Big|Brave - A Gaze Among Them (Cover Artwork)


A Gaze Among Them (2019)

Southern Lord

Ultimately, A Gaze Among Them is an excellent test of your tolerance for space and atmosphere, if not outright patience. Here’s an SAT question for you to consider: The centerpiece of Big|Brave’s 2019 album is the 10-minute long “Body Individual;” does this song begin at the 0:01 mark, when its components are nothing more than echoing vocals and reverb, or does the song begin at 5:40, when these elements coagulate into what would be internationally recognized as ‘a song?’

Big|Brave make a compelling case for the former. In the press release announcing the album, the band stressed its focus on “space, tension, minimalism , and voice (finding melody and musicality in pieces that consist of one note for longer than ten minutes).” By that metric, it’s a success. The album’s five songs all come from an unquestionably stripped-down place. It favors harmonics over solos, texture and heft built by repetition, not composition. When confronted with the weight and size of a song like “Muted Shifting of Space” at its crest, part of the excitement is remembering that this behemoth comes from three people with limited gear, that the climax at the 6-minute mark was worth the climb.

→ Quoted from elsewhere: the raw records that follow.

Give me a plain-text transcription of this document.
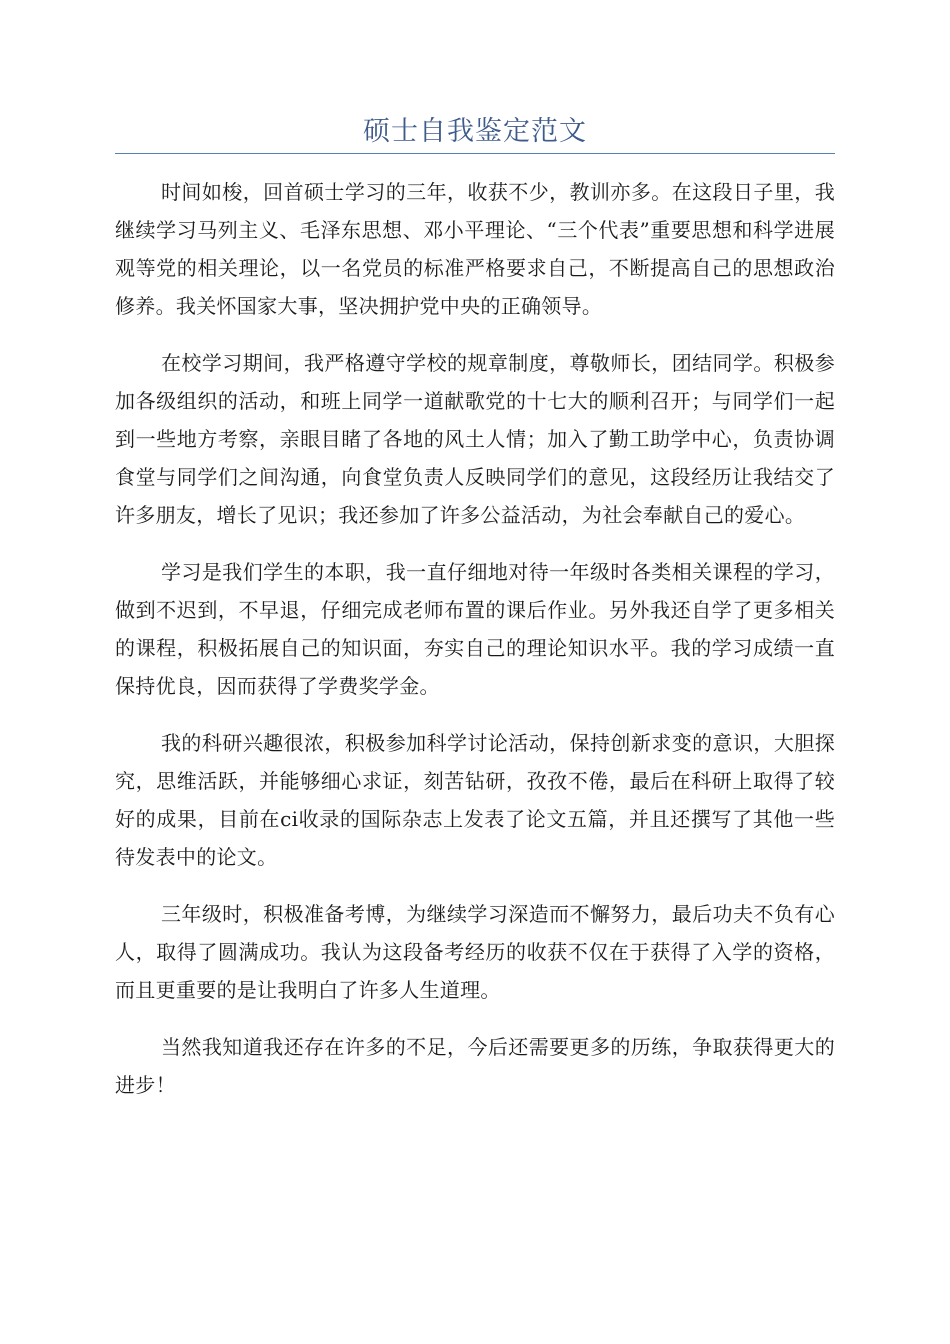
硕士自我鉴定范文

时间如梭，回首硕士学习的三年，收获不少，教训亦多。在这段日子里，我继续学习马列主义、毛泽东思想、邓小平理论、“三个代表”重要思想和科学进展观等党的相关理论，以一名党员的标准严格要求自己，不断提高自己的思想政治修养。我关怀国家大事，坚决拥护党中央的正确领导。

在校学习期间，我严格遵守学校的规章制度，尊敬师长，团结同学。积极参加各级组织的活动，和班上同学一道献歌党的十七大的顺利召开；与同学们一起到一些地方考察，亲眼目睹了各地的风土人情；加入了勤工助学中心，负责协调食堂与同学们之间沟通，向食堂负责人反映同学们的意见，这段经历让我结交了许多朋友，增长了见识；我还参加了许多公益活动，为社会奉献自己的爱心。

学习是我们学生的本职，我一直仔细地对待一年级时各类相关课程的学习，做到不迟到，不早退，仔细完成老师布置的课后作业。另外我还自学了更多相关的课程，积极拓展自己的知识面，夯实自己的理论知识水平。我的学习成绩一直保持优良，因而获得了学费奖学金。

我的科研兴趣很浓，积极参加科学讨论活动，保持创新求变的意识，大胆探究，思维活跃，并能够细心求证，刻苦钻研，孜孜不倦，最后在科研上取得了较好的成果，目前在ci收录的国际杂志上发表了论文五篇，并且还撰写了其他一些待发表中的论文。

三年级时，积极准备考博，为继续学习深造而不懈努力，最后功夫不负有心人，取得了圆满成功。我认为这段备考经历的收获不仅在于获得了入学的资格，而且更重要的是让我明白了许多人生道理。

当然我知道我还存在许多的不足，今后还需要更多的历练，争取获得更大的进步！
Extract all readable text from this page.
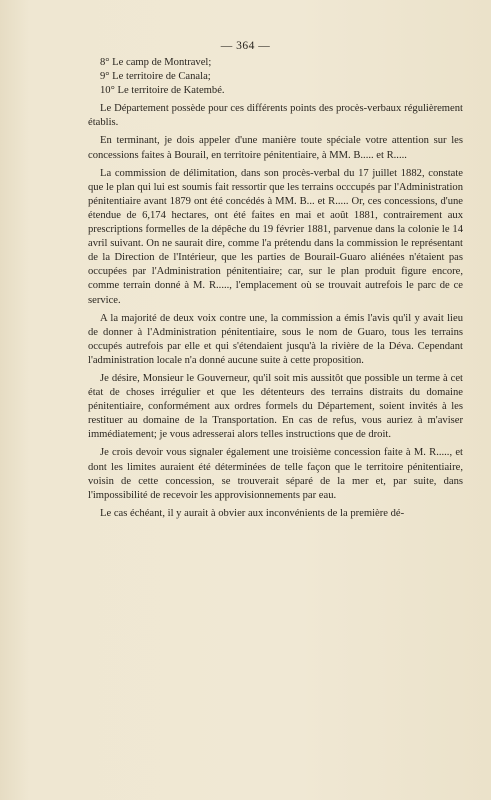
— 364 —

8° Le camp de Montravel;

9° Le territoire de Canala;

10° Le territoire de Katembé.

Le Département possède pour ces différents points des procès-verbaux régulièrement établis.

En terminant, je dois appeler d'une manière toute spéciale votre attention sur les concessions faites à Bourail, en territoire pénitentiaire, à MM. B..... et R.....

La commission de délimitation, dans son procès-verbal du 17 juillet 1882, constate que le plan qui lui est soumis fait ressortir que les terrains occcupés par l'Administration pénitentiaire avant 1879 ont été concédés à MM. B... et R..... Or, ces concessions, d'une étendue de 6,174 hectares, ont été faites en mai et août 1881, contrairement aux prescriptions formelles de la dépêche du 19 février 1881, parvenue dans la colonie le 14 avril suivant. On ne saurait dire, comme l'a prétendu dans la commission le représentant de la Direction de l'Intérieur, que les parties de Bourail-Guaro aliénées n'étaient pas occupées par l'Administration pénitentiaire; car, sur le plan produit figure encore, comme terrain donné à M. R....., l'emplacement où se trouvait autrefois le parc de ce service.

A la majorité de deux voix contre une, la commission a émis l'avis qu'il y avait lieu de donner à l'Administration pénitentiaire, sous le nom de Guaro, tous les terrains occupés autrefois par elle et qui s'étendaient jusqu'à la rivière de la Déva. Cependant l'administration locale n'a donné aucune suite à cette proposition.

Je désire, Monsieur le Gouverneur, qu'il soit mis aussitôt que possible un terme à cet état de choses irrégulier et que les détenteurs des terrains distraits du domaine pénitentiaire, conformément aux ordres formels du Département, soient invités à les restituer au domaine de la Transportation. En cas de refus, vous auriez à m'aviser immédiatement; je vous adresserai alors telles instructions que de droit.

Je crois devoir vous signaler également une troisième concession faite à M. R....., et dont les limites auraient été déterminées de telle façon que le territoire pénitentiaire, voisin de cette concession, se trouverait séparé de la mer et, par suite, dans l'impossibilité de recevoir les approvisionnements par eau.

Le cas échéant, il y aurait à obvier aux inconvénients de la première dé-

This is probably a good place to get into genre, which is tricky. “Heavy rock” is the cleanest fit, but the least descriptive to the experience of A Gaze Among Them provides. Drone-metal is close, but, again, this is not an album of riffs and chops as much as an act of endurance. Shoe-gaze and post-punk are cousins, not direct blood. Post-rock is too passive, not deliberate enough. Suffice to say that if any of these sandboxes are to your liking, or if you are comfortable in metal-adjacent worlds, the record is worth your time, if only to gauge your own attention span.

What matters is how much you enjoy being trodden on, how much joy can be taken in seeing the iceberg and doing nothing to course correct, and if the crush is as fun as the anticipation. Would the impact of a song like “Muted Shifting” be as hard (drums like an insistent battering ram, guitars crushing like lead, lead singer Robin Wattie bellowing “You don’t get to do that / you don’t have to do that”) if not for the extended build-up and cool down? Would “Body Individual” be more effective if it was cut down from 10 minutes to, say 8 (there’s a lot of uh, space and minimalism being explored in its first five minutes)? Would “Holding Pattern” … well, actually, “Holding Pattern” is almost perfect, as far as build-up / payoff goes (those stabbing harmonics at the two-thirds mark are among the best guitar solos of the year).

In an interview with Treble, Wattie gives a hint to the album’s thematic intentions, which are “to explore what it means to not be a man, and being the object of a man’s desire or interest.” That context colors the experience of the album, from its song titles to its lyrics, but I can’t help but wonder if the atmosphere alone doesn’t do the job. Big|Brave has created an album about pressure; about living with in, living in it, and, when you can, releasing some of it. As much as it can sound like an album waiting to get to the fireworks factory, A Gaze Among Them can scream like the canary in the coal mine.